Making the decision to study in Japan was actually quite simple. In fact, it was probably the easiest part of the entire study abroad process. I started at Cornell [University] as a Political Science major with a focus on International Relations and East Asian Studies and, although by the time my junior year rolled around my academic interest had shifted to Linguistics, I was still taking six hours of Japanese a week and filling my elective slots with courses on Asian history and religion. That being the case, it seemed quite natural that I should spend my semester abroad at International Christian University (ICU) in Tokyo, which offers a fully bilingual, multi-disciplinary curriculum in addition to intensive Japanese language courses….

I could tell that the academic staff at ICU was a little bit concerned – several blind Japanese students were attending the university at the time, but until that point there hadn’t been any blind international students.
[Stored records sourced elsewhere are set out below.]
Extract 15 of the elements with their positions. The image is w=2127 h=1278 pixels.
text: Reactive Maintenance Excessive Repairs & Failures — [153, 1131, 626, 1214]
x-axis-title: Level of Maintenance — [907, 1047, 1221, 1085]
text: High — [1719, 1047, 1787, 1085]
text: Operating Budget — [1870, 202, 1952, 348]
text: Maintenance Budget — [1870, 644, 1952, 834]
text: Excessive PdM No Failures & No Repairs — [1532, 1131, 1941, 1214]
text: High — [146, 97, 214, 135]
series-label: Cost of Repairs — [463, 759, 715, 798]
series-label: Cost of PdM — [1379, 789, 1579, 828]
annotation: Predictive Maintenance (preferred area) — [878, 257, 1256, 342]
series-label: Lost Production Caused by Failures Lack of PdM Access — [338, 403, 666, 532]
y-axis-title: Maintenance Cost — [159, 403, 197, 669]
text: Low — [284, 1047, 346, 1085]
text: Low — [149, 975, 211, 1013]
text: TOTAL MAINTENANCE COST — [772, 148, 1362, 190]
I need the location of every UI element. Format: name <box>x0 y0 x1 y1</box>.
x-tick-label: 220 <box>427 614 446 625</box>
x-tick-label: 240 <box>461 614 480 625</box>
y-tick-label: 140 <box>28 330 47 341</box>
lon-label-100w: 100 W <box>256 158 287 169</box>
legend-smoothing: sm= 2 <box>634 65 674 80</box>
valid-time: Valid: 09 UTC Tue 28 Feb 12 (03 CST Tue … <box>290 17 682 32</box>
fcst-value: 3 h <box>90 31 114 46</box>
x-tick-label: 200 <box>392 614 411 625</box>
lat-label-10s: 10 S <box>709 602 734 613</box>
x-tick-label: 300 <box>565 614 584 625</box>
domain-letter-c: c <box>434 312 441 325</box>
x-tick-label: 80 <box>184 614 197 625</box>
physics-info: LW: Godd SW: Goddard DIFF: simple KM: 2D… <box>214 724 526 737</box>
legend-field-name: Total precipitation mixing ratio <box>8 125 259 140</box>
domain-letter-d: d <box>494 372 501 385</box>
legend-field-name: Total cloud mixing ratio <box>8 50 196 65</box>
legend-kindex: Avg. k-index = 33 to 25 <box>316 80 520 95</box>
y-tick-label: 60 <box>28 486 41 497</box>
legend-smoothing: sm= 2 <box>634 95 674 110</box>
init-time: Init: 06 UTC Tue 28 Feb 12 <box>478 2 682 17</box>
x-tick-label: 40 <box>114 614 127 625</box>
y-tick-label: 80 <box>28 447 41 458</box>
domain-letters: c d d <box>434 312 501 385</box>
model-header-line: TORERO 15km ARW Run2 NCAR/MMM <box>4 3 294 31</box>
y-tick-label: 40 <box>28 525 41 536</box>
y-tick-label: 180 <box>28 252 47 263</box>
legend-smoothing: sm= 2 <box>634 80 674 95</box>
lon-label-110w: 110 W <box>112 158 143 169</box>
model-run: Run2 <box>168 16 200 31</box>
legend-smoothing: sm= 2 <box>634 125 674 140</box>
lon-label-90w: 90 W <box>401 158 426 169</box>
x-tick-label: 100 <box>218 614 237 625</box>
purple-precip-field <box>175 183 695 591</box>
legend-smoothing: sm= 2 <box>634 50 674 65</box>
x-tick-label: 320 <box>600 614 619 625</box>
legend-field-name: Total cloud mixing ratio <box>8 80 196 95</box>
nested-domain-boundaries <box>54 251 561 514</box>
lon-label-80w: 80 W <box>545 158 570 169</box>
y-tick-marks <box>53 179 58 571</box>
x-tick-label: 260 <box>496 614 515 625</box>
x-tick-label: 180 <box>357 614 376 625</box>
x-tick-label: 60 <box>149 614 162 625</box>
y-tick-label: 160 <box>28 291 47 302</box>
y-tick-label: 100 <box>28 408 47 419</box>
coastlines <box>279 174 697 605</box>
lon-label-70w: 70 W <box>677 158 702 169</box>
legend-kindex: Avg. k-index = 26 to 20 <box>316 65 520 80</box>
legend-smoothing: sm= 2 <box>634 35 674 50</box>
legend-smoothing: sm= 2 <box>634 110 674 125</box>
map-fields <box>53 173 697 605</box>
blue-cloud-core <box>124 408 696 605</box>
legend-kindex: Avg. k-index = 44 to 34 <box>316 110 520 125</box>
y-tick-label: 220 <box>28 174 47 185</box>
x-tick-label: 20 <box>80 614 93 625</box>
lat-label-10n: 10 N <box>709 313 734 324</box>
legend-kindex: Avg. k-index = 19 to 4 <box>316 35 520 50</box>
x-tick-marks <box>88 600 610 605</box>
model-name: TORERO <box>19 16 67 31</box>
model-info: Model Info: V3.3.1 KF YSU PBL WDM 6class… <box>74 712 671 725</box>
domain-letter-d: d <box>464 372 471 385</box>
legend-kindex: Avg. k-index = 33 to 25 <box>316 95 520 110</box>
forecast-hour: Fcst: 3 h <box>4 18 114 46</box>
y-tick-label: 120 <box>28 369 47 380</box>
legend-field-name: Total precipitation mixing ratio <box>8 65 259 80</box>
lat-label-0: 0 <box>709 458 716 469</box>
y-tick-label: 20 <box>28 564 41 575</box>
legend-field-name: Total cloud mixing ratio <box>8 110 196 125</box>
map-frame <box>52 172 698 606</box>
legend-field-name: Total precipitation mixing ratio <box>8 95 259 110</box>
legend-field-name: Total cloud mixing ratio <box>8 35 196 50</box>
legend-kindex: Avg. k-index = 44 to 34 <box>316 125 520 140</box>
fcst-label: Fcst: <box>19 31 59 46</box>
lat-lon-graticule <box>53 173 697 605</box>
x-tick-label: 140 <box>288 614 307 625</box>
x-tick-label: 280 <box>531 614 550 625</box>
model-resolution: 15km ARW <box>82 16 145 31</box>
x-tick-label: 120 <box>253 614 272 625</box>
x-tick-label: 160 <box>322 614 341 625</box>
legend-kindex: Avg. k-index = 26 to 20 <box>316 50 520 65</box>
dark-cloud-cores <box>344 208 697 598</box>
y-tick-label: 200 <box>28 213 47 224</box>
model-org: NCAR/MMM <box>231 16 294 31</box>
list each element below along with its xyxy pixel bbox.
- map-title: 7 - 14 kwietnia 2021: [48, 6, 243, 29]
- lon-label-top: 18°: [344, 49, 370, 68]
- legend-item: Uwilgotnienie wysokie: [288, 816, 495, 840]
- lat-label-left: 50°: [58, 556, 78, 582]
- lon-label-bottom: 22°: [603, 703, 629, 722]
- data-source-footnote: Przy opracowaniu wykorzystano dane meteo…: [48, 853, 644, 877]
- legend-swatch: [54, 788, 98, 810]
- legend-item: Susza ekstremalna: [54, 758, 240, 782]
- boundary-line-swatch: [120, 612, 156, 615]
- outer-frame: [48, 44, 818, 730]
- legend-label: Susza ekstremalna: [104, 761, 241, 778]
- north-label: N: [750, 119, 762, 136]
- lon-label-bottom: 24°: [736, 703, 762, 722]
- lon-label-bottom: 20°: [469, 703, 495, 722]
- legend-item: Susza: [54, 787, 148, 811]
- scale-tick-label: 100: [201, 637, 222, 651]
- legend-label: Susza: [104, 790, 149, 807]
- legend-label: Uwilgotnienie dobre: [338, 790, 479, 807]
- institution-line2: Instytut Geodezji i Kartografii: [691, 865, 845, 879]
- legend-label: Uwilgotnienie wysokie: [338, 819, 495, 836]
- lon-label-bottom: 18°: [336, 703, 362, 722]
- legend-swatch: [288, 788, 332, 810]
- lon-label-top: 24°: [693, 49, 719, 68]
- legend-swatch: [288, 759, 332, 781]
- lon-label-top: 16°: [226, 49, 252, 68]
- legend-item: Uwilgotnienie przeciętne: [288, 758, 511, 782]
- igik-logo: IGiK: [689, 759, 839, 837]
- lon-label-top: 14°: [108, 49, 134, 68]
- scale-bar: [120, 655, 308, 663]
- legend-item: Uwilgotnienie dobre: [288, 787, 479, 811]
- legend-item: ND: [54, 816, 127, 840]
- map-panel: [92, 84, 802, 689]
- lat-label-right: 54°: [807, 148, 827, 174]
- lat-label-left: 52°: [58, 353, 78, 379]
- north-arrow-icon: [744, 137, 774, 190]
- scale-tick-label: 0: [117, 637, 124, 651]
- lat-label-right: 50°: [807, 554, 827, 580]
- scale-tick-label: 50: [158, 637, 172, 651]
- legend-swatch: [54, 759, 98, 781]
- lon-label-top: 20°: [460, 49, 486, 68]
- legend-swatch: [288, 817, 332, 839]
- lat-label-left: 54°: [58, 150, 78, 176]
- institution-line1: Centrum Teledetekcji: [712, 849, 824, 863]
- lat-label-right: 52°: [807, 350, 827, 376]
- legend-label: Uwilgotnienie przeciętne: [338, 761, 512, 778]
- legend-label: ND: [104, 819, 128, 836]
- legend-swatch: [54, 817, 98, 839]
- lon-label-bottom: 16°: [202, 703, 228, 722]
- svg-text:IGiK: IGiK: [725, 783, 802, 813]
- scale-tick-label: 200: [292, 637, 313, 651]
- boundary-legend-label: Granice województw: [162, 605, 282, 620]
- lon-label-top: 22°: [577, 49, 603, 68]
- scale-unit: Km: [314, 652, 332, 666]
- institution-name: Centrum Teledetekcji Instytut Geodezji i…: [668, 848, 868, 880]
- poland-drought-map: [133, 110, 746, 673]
They wanted to know how I was going to survive with limited Japanese language skills – it’s an extremely difficult language to master and even with two years of fairly intensive instruction my vocabulary and communicative skills were limited to a range of basic topics. They were worried about how I was going to access my textbooks and other classroom materials…. My Japanese teachers seemed to relax after I aced my fifth or sixth straight grammar quiz and got full marks on the midterm….

Academically things proceeded without any real problems. The Japanese course at Cornell uses a Latin form of the language for the first two years of instruction, so accessing the material in braille had never been an issue. However, in Japan, of course they were using a textbook written entirely in Japanese characters, which posed something of a translation problem. There was no program like [Recording for the Blind and Dyslexic], at least not one that I had access to as an international student, but my professors were tremendously supportive. They recorded the Japanese language textbooks onto cassettes for me, and were willing to give me my exams orally.

Several times a week the class practiced kanji, the Japanese graphic writing system, and during those times, I was able to arrange for one of the other blind students to teach me Japanese braille. I never did get fast enough to do my Japanese coursework in braille, but I did learn enough to enable me to read the signs on elevators, restrooms and the ticket machines at the train station. Because ICU offers courses taught in both English and Japanese, I was able to take four mainstream academic courses in addition to the ten hours a week of language instruction. Accessing the textbooks and research materials for those classes was easy, since I had brought my computer and scanner with me from the States and everything was in English.